Possible to get the saved instruction address at interrupt time, in a Time Manager task?

bribri · Apr 16, 2025

@David Cook ~~Sorry I'm not sure if this is pinging you correctly!~~ Okay I got it. Apologies to the user whose username is simply "David" for pinging you accidentally.

What disassembler are you using? I'm starting to suspect that Ghidra is unreliable, in that it's not getting some of the jump instructions correctly, even when I used the linked library.

David Cook · Apr 17, 2025

Attached is ResEdit with the code disassembly extension in the ResEdit Preferences file (put in the Preferences folder), and Resorcerer. I switch between them because sometimes ResEdit doesn't read the debugging labels or non-'CODE' resources correctly.

bribri · Apr 17, 2025

Ah yes, I forgot about that ResEdit extension! I actually already have it installed in one of my systems, but forget to use it.

In any case, I think I've got the search for the stack offset working, using Apple's rather strange method. There very well may be a better way of doing it buried in the assembly of PerformLib, probably somewhere in InitPerf, but that function is kind of a monster and without some kind of good decompilation I don't think I'd want to take a stab at figuring out everything it does.

I ended up writing an interrupt routine purely in assembly so that I could be in complete control of the stack, since otherwise it's difficult to tell the compiler not to be pushing things on to it. That's probably why my efforts at writing a C function to search the stack didn't work out so well. When the search is written in assembly it does seem to find a consistent offset to where the stored PC value is.

The strange thing, though, is that Apple's routine has one additional check in it: it goes through the stack word by word looking for one whose low byte is 0x1F. Then, upon finding it, it checks the next longword and see if it matches the address of the instruction doing the endless loop. If I put that check for 0x1F in there, it never finds the right offset, because that arrangement of bytes -- 0x1F followed by a longword of the stored PC value -- never occurs.

But that check works when linking to PerformLib. I wonder why that is? Could it have something to do with the fact that I'm not compiling with Apple's compiler? Or maybe (perhaps more likely) the "endless loop" trick is not a code path PerformLib always takes, and it does something more sensible to figure out the offset.

David Cook · Apr 17, 2025

bribri said:
re, it never finds the right offset, because that arrangement of bytes -- 0x1F followed by a longword of the stored PC value -- never occurs.

I believe this is the answer. The program puts 1F in the CCR register (immediately before the endless loop branch), which must get pushed onto the stack in that arrangement when an interrupt occurs. So, just an extra way of making sure this is the actual return address.

Seems like a good idea. Maybe you should add that to your code?

joevt · Apr 17, 2025

bribri said:
Yes, I have been using the raw library, and I didn't realize some of those statements would be changed after linking.

I remember A5 points to globals.
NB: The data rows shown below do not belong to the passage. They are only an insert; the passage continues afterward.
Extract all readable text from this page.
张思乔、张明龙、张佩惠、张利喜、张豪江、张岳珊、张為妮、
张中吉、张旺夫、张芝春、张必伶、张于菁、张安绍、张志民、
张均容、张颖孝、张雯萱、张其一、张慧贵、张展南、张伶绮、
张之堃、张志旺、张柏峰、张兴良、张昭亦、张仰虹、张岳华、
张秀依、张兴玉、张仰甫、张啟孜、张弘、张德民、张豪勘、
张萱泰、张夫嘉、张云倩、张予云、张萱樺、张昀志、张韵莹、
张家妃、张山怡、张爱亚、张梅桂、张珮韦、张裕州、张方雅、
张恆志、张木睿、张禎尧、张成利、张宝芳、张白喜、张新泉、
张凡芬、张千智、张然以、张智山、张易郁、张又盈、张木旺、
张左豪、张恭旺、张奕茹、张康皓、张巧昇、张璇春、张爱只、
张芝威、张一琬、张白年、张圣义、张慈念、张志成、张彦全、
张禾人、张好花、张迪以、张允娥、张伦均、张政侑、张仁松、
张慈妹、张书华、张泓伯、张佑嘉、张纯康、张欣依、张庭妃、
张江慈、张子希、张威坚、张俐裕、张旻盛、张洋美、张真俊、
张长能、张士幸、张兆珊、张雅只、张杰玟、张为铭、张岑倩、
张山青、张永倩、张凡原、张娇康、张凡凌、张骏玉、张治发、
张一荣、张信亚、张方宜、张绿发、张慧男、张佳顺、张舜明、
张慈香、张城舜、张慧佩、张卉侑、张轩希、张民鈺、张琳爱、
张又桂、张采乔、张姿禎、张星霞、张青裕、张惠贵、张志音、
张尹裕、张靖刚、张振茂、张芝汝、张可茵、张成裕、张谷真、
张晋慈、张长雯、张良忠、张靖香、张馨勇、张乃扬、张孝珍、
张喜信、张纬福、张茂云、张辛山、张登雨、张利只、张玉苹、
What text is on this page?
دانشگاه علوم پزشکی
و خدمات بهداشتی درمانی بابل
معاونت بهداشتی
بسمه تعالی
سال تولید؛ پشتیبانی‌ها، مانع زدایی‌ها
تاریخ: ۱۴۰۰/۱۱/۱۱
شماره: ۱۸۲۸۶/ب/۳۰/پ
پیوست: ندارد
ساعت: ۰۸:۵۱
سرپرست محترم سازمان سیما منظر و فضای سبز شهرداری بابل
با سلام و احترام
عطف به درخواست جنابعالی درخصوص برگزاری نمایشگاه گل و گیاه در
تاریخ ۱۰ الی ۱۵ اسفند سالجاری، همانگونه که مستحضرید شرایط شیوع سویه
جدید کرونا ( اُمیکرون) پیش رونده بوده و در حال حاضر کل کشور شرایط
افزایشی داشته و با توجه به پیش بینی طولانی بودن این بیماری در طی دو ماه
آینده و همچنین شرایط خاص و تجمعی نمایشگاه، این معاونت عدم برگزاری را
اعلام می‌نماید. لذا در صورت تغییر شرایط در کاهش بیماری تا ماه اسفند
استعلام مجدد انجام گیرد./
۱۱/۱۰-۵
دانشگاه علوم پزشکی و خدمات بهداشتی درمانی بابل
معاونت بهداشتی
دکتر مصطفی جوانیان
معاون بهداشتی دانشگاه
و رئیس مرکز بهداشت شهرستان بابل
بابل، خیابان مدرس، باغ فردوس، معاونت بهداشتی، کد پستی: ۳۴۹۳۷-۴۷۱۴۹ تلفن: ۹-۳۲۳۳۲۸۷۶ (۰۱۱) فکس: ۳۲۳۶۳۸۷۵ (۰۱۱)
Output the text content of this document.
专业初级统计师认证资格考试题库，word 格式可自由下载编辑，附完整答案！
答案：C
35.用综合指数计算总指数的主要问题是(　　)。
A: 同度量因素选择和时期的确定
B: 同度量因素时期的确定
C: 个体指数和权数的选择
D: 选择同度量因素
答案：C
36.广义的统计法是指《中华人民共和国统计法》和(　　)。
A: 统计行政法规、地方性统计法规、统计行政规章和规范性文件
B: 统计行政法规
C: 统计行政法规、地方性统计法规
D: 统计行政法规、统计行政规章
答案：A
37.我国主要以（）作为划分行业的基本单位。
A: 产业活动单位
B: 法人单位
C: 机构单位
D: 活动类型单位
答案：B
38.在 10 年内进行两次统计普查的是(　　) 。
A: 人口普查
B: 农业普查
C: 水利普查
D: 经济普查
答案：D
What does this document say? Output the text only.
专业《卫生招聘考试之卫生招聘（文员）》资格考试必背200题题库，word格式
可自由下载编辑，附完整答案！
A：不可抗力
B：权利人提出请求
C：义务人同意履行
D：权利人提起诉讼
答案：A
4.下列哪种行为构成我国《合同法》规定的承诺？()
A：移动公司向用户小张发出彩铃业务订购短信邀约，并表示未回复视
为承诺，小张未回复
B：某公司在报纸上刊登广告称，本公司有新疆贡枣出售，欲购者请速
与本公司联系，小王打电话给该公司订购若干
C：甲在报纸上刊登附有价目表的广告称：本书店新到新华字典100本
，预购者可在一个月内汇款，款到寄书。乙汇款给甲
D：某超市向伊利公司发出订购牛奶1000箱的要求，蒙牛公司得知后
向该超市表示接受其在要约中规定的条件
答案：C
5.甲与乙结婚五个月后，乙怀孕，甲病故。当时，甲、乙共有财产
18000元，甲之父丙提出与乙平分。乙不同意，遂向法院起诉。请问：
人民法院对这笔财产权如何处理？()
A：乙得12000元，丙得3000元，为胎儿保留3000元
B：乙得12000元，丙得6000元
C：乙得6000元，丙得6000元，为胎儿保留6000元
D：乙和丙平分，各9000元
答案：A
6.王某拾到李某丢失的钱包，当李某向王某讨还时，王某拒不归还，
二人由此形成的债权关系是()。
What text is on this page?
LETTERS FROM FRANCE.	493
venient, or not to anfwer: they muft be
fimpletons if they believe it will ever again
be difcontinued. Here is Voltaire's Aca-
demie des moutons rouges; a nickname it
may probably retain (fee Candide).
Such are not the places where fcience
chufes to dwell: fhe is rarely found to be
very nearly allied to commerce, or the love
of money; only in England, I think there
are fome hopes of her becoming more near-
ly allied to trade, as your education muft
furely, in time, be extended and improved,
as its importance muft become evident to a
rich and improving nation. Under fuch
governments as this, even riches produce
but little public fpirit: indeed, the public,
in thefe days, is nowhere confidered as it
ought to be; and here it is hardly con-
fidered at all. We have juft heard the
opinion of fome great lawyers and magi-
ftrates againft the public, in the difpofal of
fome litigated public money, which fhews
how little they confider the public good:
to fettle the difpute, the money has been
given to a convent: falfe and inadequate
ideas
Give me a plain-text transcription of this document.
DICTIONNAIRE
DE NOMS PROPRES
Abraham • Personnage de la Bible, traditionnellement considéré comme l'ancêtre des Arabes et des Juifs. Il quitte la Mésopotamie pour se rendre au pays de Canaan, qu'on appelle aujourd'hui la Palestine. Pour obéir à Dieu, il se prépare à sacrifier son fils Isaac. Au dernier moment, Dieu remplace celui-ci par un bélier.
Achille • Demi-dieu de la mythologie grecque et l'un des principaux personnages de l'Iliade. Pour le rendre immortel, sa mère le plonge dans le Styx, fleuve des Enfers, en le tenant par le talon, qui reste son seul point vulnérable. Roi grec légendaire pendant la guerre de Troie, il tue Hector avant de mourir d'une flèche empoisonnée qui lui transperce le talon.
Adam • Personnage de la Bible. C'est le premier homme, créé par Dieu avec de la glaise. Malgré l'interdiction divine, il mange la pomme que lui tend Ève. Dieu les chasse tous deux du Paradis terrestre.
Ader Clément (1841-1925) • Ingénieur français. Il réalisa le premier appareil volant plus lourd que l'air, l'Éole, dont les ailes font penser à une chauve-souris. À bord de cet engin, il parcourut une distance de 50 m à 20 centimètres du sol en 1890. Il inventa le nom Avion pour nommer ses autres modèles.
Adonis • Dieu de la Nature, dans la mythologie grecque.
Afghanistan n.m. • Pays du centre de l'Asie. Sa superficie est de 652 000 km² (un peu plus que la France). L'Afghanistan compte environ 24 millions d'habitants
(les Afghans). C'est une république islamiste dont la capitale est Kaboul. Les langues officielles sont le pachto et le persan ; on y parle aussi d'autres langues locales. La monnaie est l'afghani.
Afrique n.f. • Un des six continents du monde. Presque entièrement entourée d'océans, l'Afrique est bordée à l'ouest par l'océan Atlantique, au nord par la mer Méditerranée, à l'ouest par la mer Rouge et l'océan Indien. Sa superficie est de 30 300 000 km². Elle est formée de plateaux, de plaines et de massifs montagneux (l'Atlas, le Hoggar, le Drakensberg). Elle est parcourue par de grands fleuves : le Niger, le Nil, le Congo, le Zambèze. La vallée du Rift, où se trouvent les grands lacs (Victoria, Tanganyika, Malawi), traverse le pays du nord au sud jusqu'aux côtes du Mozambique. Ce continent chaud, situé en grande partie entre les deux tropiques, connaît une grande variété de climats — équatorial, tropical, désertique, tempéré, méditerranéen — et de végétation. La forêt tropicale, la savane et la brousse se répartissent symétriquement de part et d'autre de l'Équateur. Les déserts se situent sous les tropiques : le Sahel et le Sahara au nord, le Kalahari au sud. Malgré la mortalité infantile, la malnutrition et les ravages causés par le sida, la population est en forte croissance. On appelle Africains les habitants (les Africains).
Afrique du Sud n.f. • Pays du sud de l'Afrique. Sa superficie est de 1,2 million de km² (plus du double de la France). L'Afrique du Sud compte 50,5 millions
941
But it also points to a jump table for cross segment subroutine calls.
https://dev.os9.ca/techpubs/mac/runtimehtml/RTArch-116.html
https://dev.os9.ca/techpubs/mac/runtimehtml/RTArch-117.html
https://dev.os9.ca/techpubs/mac/runtimehtml/RTArch-118.html

I guess If a JSR is cross segment then the instruction will remain 0x4EAD (A5 relative) but if it's not cross segment that it gets changed to 0x4EBA (PC relative). The offset 0x0000 needs to get changed in either case.

bribri · Apr 17, 2025

David Cook said:
I believe this is the answer. The program puts 1F in the CCR register (immediately before the endless loop branch), which must get pushed onto the stack in that arrangement when an interrupt occurs. So, just an extra way of making sure this is the actual return address.

View attachment 85618

Seems like a good idea. Maybe you should add that to your code?

I missed that! But yes, that explains it, and surely will make this more reliable. Thanks for pointing that out!

bribri · Apr 18, 2025

I think I'm getting close to finishing my Retro68 compatible sampling profiler. I have another question I'm hoping somewhere here knows the answer to.

When I have an address from the Program Counter, how do I figure out what the relative address is to the segment of code its executing in? Basically, I need a way of taking the global memory address from the PC and converting it into an offset that will line up with the compiler's debug data.

Is something like this technically a correct solution:

Code:

    Handle h = GetResource('CODE', 1);
    codeStart = (UInt32)(*h);
    codeStart = (UInt32)StripAddress((void *)codeStart);
    codeEnd = codeStart + GetResourceSizeOnDisk(h);
    codeStart += 4;

David Cook · Apr 18, 2025

bribri said:
When I have an address from the Program Counter, how do I figure out what the relative address is to the segment of code its executing in? Basically, I need a way of taking the global memory address from the PC and converting it into an offset that will line up with the compiler's debug data.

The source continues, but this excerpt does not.